Inside the Actor’s Studio – Johnny Depp
Directed by Jeff Wurtz
Starring Johnny Depp, James Lipton
Shout! Factory

Inside the Actor’s Studio: The Depth of Depp

Over the years, Johnny Depp and I have enjoyed a healthy, long-term, committed relationship. And by ‘healthy’, ‘long term,’ and ‘committed’, I of course mean ‘unhealthy’, ‘obsessive,’ and ‘stalkee-stalker’ respectively. My admiration for the man goes beyond the realms of sanity.

Currently, his movies occupy the 4th, 9th, 13th, and 25th positions on my Top 50 List. His creative processes, personal philosophies, and overall outlook have all been a source of inspiration to me personally.

It is fitting, then, that my first review published by someone other than myself is James Lipton‘s quest to lead us all into the psyche of the Teen-Idol turned Hollywood Rebel turned Acting Legend that is Johnny Depp.

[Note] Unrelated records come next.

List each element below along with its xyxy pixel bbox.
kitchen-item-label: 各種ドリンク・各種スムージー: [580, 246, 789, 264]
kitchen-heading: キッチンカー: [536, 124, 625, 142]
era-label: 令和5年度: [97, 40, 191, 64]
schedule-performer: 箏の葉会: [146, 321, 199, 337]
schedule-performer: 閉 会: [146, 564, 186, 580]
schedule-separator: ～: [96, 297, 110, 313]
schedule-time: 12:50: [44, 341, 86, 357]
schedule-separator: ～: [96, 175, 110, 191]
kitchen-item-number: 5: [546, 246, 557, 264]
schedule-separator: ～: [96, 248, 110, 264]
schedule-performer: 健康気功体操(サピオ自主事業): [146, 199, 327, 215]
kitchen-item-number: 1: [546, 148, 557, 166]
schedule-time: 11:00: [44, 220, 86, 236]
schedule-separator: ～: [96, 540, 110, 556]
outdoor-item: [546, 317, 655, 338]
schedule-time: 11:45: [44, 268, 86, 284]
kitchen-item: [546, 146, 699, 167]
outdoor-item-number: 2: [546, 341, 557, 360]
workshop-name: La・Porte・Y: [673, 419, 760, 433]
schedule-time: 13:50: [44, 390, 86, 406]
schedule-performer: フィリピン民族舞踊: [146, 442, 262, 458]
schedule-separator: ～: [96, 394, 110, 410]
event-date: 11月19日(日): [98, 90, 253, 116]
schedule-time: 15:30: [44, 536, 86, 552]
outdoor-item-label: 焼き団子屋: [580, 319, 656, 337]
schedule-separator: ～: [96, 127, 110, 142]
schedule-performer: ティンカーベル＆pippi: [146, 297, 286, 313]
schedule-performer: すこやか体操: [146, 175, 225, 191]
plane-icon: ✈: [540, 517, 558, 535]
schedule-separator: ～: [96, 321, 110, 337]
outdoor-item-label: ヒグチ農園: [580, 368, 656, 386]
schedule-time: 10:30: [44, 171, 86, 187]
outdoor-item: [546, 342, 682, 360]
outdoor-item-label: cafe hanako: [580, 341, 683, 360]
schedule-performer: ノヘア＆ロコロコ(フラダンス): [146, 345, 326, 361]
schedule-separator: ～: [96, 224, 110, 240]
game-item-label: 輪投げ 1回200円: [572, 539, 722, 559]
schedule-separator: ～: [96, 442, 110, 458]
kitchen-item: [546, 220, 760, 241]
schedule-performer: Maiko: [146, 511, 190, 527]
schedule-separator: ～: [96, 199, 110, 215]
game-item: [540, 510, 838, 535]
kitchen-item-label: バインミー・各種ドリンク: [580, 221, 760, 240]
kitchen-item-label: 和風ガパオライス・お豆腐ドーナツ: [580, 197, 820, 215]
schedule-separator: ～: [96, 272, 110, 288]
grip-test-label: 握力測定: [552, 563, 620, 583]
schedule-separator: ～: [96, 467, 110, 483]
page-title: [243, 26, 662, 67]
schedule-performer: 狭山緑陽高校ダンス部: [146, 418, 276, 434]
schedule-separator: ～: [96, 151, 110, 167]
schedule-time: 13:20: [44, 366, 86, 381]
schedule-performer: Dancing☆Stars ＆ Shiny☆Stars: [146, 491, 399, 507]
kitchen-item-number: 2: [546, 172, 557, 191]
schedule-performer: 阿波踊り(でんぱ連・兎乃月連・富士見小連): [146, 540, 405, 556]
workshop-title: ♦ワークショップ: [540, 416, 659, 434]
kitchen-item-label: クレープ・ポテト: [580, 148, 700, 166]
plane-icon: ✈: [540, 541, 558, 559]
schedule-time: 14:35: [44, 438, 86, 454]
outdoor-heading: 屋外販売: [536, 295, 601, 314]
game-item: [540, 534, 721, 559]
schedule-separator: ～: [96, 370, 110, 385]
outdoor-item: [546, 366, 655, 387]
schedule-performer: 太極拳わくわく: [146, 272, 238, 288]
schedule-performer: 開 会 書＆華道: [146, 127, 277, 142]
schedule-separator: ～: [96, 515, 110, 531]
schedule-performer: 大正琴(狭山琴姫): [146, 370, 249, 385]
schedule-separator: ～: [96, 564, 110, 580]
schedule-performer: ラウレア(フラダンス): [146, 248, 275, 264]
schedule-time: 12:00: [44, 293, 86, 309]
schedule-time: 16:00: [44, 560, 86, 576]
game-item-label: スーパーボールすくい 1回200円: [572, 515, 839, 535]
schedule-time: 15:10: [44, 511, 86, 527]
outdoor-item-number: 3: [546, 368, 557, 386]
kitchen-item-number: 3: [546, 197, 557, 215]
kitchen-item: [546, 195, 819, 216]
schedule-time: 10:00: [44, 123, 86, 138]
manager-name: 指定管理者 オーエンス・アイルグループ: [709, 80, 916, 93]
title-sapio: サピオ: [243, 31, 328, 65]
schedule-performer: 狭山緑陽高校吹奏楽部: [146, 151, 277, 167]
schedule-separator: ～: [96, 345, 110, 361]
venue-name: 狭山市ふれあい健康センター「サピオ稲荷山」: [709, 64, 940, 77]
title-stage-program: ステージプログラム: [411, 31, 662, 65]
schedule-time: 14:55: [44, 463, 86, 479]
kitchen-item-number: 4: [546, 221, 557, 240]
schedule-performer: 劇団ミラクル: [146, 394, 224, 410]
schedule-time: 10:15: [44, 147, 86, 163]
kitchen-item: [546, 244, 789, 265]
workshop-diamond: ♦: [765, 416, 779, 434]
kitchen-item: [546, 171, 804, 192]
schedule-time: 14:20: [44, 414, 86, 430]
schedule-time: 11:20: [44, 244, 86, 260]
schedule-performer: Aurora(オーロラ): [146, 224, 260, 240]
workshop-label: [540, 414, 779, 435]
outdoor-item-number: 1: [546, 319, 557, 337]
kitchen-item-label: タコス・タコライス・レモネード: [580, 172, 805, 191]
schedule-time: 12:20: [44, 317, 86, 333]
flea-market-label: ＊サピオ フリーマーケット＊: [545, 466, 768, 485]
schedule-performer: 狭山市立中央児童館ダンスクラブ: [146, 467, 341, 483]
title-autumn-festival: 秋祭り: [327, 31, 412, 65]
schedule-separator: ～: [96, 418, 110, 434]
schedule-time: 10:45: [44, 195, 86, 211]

The world of video interviewing consists of several styles. There is the Pop Culture Talk Show Interview that consists mainly of humorous antectdotes, rambling banter, and the plug of a new movie, show, book, or plea of insanity. There is the Larry King School of Comfort interview where the interviewer’s job is to relax the interviewee into a casual conversation and get answers to the questions that intrigue the audience. Finally, there is the James Lipton School of Exhaustiveness where every possible question is meticulously researched, written on blue index cards, and delivered to the subject in biographical and chronological order.